Awal Desember 1822 M, Sayid Usman
lahir di Pekojan. Ayahnya bernama Sayid Abdullah bin Aqil bin Umar bin
Yahya. Ibunya bernama Aminah binti Syekh Abdurrahman Al-Mishri yang
tidak lain salah seorang ulama terkemuka di zamannya. Sejak kecil ia
gemar menuntut ilmu. Menginjak usia remaja, ia menunaikan ibadah haji di
Mekkah lalu bertahan di sana selama 7 tahun. Di sana ia mengaji kepada
ayahnya sendiri dan mufti Mekkah bermadzhab Syafi’i Sayid Ahmad Zaini
Dahlan.
Pada 1848 M Sayid Usman bergerak menuju Hadhramaut.

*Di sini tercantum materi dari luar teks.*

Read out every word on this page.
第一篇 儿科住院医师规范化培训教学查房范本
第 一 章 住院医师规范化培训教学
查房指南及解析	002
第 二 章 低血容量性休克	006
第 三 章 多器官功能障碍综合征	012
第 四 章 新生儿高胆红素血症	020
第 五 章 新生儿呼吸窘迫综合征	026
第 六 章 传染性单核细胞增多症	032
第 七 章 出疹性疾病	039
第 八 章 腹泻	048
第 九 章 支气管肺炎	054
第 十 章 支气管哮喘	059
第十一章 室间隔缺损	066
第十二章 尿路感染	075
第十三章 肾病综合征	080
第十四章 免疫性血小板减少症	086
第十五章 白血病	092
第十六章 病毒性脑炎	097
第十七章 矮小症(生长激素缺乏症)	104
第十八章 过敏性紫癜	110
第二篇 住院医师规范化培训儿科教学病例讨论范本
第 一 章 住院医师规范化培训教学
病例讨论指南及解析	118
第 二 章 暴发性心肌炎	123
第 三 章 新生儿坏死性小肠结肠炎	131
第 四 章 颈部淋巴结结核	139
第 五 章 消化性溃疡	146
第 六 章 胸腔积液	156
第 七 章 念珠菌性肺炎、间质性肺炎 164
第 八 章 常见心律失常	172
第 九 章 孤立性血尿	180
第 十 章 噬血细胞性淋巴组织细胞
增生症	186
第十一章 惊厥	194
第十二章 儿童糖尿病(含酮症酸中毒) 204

Di
negeri ini ia berguru kepada Habib Abdullah bin Umar bin Yahya, Habib
Hasan bin Shaleh Al-Bahar, Syekh Abdullah bin Husein bin Thahir, dan
Habib Alwi bin Saggaf Al-Jufri. Lepas dari Hadhramaut, ia melanglang
buana mengejar ilmu ke sejumlah negeri. Sayid Usman mengunjungi antara
lain Mesir, Tunis, Istambul, Persia, dan Syiria, (Ulama Betawi, Studi Tentang Jaringan Ulama Betawi dan Kontribusinya terhadap Perkembangan Islam Abad ke-19 dan 20, Ahmad Fadli HS).
Pada
1862 M, Sayid Usman tiba di tanah air. Belanda mengangkatnya sebagai
mufti di Jakarta, menggantikan Syekh Abdul Ghani yang usianya semakin
lanjut. Kecuali itu, ia diangkat Belanda sebagai adviseur honorer untuk urusan Arab di kantor Voor Inlandsche Zaken
pada 1899 M. Di sini ia sebagai penasihat pemerintah Kolonial untuk
urusan agama, bergaul dengan Snouck Hurgronye, KF Holle, dan LWC Van den
Berg.
Atas jasanya, pemerintah kolonial Belanda menyematkan
bintang penghargaan sebagai tanda jasa pemerintah terhadapnya. Sayid
Usman juga mendapat honor bulanan sebesar 100 gulden, hanya 1/7 dari
gaji yang diterima Snouck.
Selama hidup, Sayid Usman aktif
berdakwah melalui media ceramah dan menulis. Ia membuka majelis hadir di
kediamannya di bilangan Petamburan. Sementara produktivitasnya tidak
perlu disangkal. Karyanya banyak sekali dicetak dan menjadi rujukan
Bergama masyarakat Jakarta karena menggunakan bahasa masyarakat, Arab
Melayu.
Kecuali itu, Sayid Usman tidak jarang terlibat polemik
terbuka dengan ulama lain misalnya dengan Syekh Ahmad Khatib Minangkabau
perihal dua masjid di Palembang. Polemiknya diwujudkan dalam bentuk
sebuah karya untuk menjawab atau mementahkan pandangan ulama lain dengan
dasar argumentasi yang kuat.
Sayid Usman sendiri dikenal sebagai
seorang faqih dan mutakallim yang memandang segala sesuatunya dari
sudut disiplin Fiqih dan Ilmu Kalam. Untuk itu, sikapnya terhadap
tarekat cenderung ketat. Ia hanya mengakui tarekat-tarekat muktabarah
yang sesuai syariah saja seperti tarekat yang diajarkan Syekh Junaid
Al-Baghdadi, Sadatul Alawiyin, Ghazaliyah, Qadiriyah, Naqshabandiyah,
Khalwatiyah, juga Rifa’iyah.
Menyadari rendahnya pemahaman agama
umumnya masyarakat, Sayid Usman melarang pelajaran taswuf di kalangan
awam. Pasalnya dapat membawa kemudaratan atau salah paham. Begitu juga
dengan ilmu Kalam. Dengan mengutip Az-Zawajir karya Ibnu Hajar, Ia dalam Sifat Dua Puluh-nya melarang keras orang belajar ilmu Kalam terlampau tinggi karena khawatir tergelincir paham.
Namun
demikian Sayid Usman mengambil sikap penolakan nyata terhadap paham
Wahabi dan penyebaran pahamnya. Menurut Fadli HS, Sayid Usman juga
sangat anti gerakan Wahabi dan menganggap gerakan itu sangat radikal.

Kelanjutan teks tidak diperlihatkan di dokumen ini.